Süddeutsche Zeitung

Portrait:Messerscharfe Positionen

Sie hat bei Joseph Beuys studiert, ihre Arbeiten provozieren starke Reaktionen: Zwei aktuelle Ausstellungen zeigen Werke von Katharina Sieverding. Eine Begegnung mit der Künstlerin

Fritz Kortner benötigte nur eine Frage, um das Potenzial von Katharina Sieverding zu erkennen. Sie saß während einer Stellprobe hinter dem berühmten Regisseur im Hamburger Schauspielhaus, hörte zu, wie die Bühnentechniker jede Anweisung Kortners ablehnten. Plötzlich drehte er sich zu ihr um und fragte: "Geht das?" Und die Kunststudentin antwortete: "Natürlich. Am Theater geht alles." Kortner engagierte sie auf der Stelle als Assistentin.

Sieverding amüsiert sich, als sie im Regensburger Kunstforum Ostdeutsche Galerie die Geschichte aus dem Jahr 1963 erzählt. 19 Jahre war sie alt, studierte an der Kunstakademie in Hamburg. "Aber da war es so langweilig, daher bin ich immer ins Theater gegangen", sagt sie und bleibt vor den Vitrinen stehen; darin liegen Briefe, in denen sich zahlreiche Gutmenschen 1993 über ihre Arbeit "Deutschland wird deutscher" ereiferten. Es zeigt Sieverdings verschleiertes Gesicht, einäugig, von Messern wie von einem Strahlenkranz umrahmt. Über den Mund zieht sich der Schriftzug, "Deutschland wird deutscher", ursprünglich die Überschrift eines Zeit-Artikels, in dem es um europakritische Tendenzen im wiedervereinigten Deutschland ging.

Sieverding wollte ein enigmatisches Bild schaffen, das die Stimmung im Land erfasst. Das ist ihr gelungen, bis heute hat es nichts an seiner Aktualität und Brisanz verloren. Bis heute ist es ihr bekanntestes Werk und zugleich jenes, das die meisten Auseinandersetzungen provozierte. Davon berichtet die Regensburger Ausstellung, die sich der Rezeptionsgeschichte widmet. Sich als lebende Zielscheibe an den Pranger zu stellen - ist das nicht ziemlich waghalsig? Ach, sagt Sieverding, das habe sich so ergeben. Wie das meiste in ihrem Leben. Inszeniertes, Arrangiertes oder gar ein White Cube - das sei nichts für sie. An die Auftritte bei der Schaustellertruppe in den Siebzigerjahren erinnert sie sich gern; die Messerwerferin warf auch gern mit verbundenen Augen auf ihre lebende Zielscheibe, ab Mitternacht war sie meist betrunken. "Du musst eben entspannt sein", sagt sie. Joseph Beuys sei gleich nach dem ersten Messer die Zigarette aus dem Mund gefallen.

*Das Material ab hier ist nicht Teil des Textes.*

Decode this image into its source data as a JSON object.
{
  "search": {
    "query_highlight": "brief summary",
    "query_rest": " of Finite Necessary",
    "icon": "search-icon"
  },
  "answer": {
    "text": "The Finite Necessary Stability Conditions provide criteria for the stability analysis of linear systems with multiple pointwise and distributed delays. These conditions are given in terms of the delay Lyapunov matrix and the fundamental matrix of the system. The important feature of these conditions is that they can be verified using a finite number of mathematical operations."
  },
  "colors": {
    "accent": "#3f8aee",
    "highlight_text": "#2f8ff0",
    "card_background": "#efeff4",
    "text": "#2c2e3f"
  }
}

Durch Kortner lernte sie übrigens den Bühnenbildner Teo Otto kennen; sie wechselte im Sommersemester 1964 in dessen Bühnenbildklasse an die Düsseldorfer Akademie. "Aber was heißt schon Studium." Sieverding, wie immer ganz in Schwarz gekleidet mit streng zurückgekämmten rotem Haar und Sonnenbrille, lacht wieder. "Er überließ mir die schwierigen Regisseure." Und Dirigenten. In sechs Inszenierungen arbeitete sie mit, unter anderem mit Bohumil Herlischka, Wolfgang Sawallisch und Herbert von Karajan. Ganz genau erinnert sie sich an den Moment, als sie sich von der Hochkultur verabschiedete. "2. Juni 1967", sagt sie. Sieverding kämpfte in einer Hauptprobe von Mozarts "Zauberflöte" in Salzburg gerade mit einer klemmenden Bühnentür, als plötzlich die Nachricht von Benno Ohnesorgs Tod durchsickerte. "Ich dachte, was mache ich hier?" Und wusste, dass sie keine großen Vorlagen neu interpretieren, sondern etwas Eigenes machen wollte. Sie wechselte zu Beuys und entdeckte das Fotografieren für sich.

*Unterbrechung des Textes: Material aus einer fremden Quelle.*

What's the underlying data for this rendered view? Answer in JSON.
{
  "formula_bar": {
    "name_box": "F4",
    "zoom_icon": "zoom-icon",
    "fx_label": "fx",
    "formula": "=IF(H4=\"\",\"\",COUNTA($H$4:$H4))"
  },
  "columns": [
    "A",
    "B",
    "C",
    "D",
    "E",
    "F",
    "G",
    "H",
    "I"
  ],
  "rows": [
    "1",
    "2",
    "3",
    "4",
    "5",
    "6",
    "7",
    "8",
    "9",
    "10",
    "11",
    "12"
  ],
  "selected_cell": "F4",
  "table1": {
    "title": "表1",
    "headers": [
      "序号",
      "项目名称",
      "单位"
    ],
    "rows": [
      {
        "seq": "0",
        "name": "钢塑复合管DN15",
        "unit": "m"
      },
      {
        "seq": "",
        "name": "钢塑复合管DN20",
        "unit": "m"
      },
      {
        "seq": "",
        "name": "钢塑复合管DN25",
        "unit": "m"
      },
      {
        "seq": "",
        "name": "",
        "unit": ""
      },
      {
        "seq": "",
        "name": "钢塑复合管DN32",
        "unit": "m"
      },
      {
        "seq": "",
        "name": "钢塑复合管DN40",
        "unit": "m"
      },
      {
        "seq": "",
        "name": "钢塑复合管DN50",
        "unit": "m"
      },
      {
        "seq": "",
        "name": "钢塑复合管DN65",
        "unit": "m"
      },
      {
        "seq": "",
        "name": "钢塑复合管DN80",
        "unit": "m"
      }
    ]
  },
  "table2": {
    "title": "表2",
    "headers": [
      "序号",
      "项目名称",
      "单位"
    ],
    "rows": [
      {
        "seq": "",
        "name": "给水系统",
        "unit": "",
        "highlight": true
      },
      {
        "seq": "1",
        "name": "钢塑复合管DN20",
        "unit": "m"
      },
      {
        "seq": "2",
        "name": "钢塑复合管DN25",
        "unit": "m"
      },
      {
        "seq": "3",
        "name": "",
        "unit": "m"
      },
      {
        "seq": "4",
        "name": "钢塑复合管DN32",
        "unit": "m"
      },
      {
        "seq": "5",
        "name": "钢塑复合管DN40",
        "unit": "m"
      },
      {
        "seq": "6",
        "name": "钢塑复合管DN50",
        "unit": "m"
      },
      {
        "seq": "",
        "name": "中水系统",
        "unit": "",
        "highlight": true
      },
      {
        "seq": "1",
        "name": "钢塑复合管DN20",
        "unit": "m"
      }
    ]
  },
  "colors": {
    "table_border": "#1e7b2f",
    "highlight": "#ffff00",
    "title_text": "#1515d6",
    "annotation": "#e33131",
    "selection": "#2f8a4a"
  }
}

Eigentlich sollte "Deutschland wird deutscher" im Sommer 1992 auf der Skulpturenausstellung "Platzverführung" in 18 Gemeinden im Stuttgarter Raum präsentiert werden. Aber die Kommunen fürchteten, das Plakat könne missverstanden werden und lehnten bis auf eine ab. Denn was könne "deutscher" werden schon bedeuten? Die meisten dachten negativ, verstanden es als Hinweis auf zunehmende Rechtsradikalität. Man hätte es auch positiv interpretieren können, sagt Sieverding: "Wir sind wiedervereint." Diese Lesart habe aber kaum einer wahrgenommen. Auch nicht als 1993 in Berlin 500 Großplakate des Motivs hingen.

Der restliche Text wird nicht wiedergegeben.